A towering and laid-back former military chief, Gantz appears to have edged out the conservative Netanyahu in a Tuesday election, but not enough to win a governing center-left majority in parliament led by his Blue and White party.
A weakened Netanyahu, whose right-wing Likud party also fell short of victory, called on Gantz, 60, on Thursday to join him a broad, unity government. Gantz insists he will not enter an alliance with Netanyahu.
Earlier, Netanyahu was wont to point out that Gantz is a political greenhorn whose foreign policy pedigree is a stint as defense attache at the Israeli embassy in Washington – a resume unlikely to impress world leaders like President Donald Trump.
Gantz casts himself as more diplomatically accommodating than Netanyahu, urging redoubled efforts to restart peace talks with the Palestinians but stopping short of any commitment to the statehood they seek.
Where Netanyahu envisages annexing the Jordan Valley, part of occupied West Bank land, Gantz has spoken less concretely of Israel maintaining security control of the strategic corridor.
To his critics, that kind of haziness shows indecisiveness and lack of principle. Gantz, who was raised on a collective farm and spent some of his school years in a religious Jewish seminary, describes himself as having more grit than varnish.
“You know I’m not strong with words,” he told a Jerusalem conference earlier this month. “I say honestly – I’m not a politician. A leader? I hope that (I am that), yes.”
Gantz, who is married with four children, has acknowledged his easy-going appeal, telling reporters on Wednesday that he aspired to enter a “good, desirable unity government, so the country can relax a little”.
But he has also shown steel. He launched his political career earlier this year with a bombastic ad campaign that claimed credit for hundreds of “terrorist” kills in Gaza – a reference to wars he oversaw against Hamas Islamists, and whose civilian Palestinian toll drew international condemnation.
Indeed, as Israelis voted on Tuesday, a Dutch Palestinian who lost six relatives to Israeli forces in Gaza in 2014 sought war crimes damages against Gantz at The Hague. Gantz fired back defiantly that Israel has “the most moral army in the world”.
But in making Blue and White Israel’s largest party in parliament – just edging past Likud, according to near-complete results – many Israelis evidently felt overtaxed by more than a decade of Netanyahu rule.
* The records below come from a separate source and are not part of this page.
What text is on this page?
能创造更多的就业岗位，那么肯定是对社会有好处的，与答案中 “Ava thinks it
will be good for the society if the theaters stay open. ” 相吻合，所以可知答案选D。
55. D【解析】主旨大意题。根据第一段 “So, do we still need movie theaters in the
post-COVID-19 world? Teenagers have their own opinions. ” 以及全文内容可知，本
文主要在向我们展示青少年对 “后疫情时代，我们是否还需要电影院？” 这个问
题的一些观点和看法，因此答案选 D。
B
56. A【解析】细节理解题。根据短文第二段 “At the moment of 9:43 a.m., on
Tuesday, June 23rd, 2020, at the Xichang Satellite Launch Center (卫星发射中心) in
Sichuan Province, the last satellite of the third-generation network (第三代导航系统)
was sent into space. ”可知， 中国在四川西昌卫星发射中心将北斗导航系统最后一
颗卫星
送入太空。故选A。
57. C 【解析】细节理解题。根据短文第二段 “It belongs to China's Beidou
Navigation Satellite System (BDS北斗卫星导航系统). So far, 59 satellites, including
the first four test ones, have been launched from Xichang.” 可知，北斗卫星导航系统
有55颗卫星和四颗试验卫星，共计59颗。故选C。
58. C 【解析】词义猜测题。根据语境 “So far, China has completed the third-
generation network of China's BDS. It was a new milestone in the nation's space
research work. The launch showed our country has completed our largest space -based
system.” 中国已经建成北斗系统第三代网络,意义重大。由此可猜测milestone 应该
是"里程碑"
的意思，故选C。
Netanyahu, Israel’s longest-serving leader, faces possible indictment in three corruption cases in which he denies any wrongdoing. During his decade in power, internal divisions and diplomatic stalemate with the Palestinians have deepened.
“When I look at Gantz, I see someone I can trust, who is honest and sincere. He is a role model,” Tami Golan, a 46-year-old Tel Aviv property manager, told Reuters.
“He gives me hope we can be united as a country,” the mother of two said.
Netanyahu has accused Gantz of being gunshy when it came to a potential military confrontation with arch-foe Iran. Gantz says that he prepared a plan for attacking Iranian nuclear sites but that it was Netanyahu who failed to green-light it.
As top general, Gantz says, he was guided by his late mother, a Holocaust survivor. While she supported Israel’s fight against Hamas, he recounted in later media interviews, she exhorted him to “keep the food coming in” to impoverished Gaza.
Among factors that could decide if Gantz forms the next government, assuming a partnership with Netanyahu does not materialize, is whether he gets a nod from a party list that represents Israel’s Arab minority.
While some Arab politicians have voiced misgivings about Gantz’s record in uniform, others have hinted they may grudgingly back him as an antidote to Netanyahu.
The Palestinians have not ruled Gantz out as peace partner.
“We do respect (the) democratic outcome of elections in Israel. Whoever will form the government – we are ready to sit with him or her to restart the negotiations,” Palestinian Foreign Minister Riyad al-Maliki said at a news conference in Oslo on Wednesday.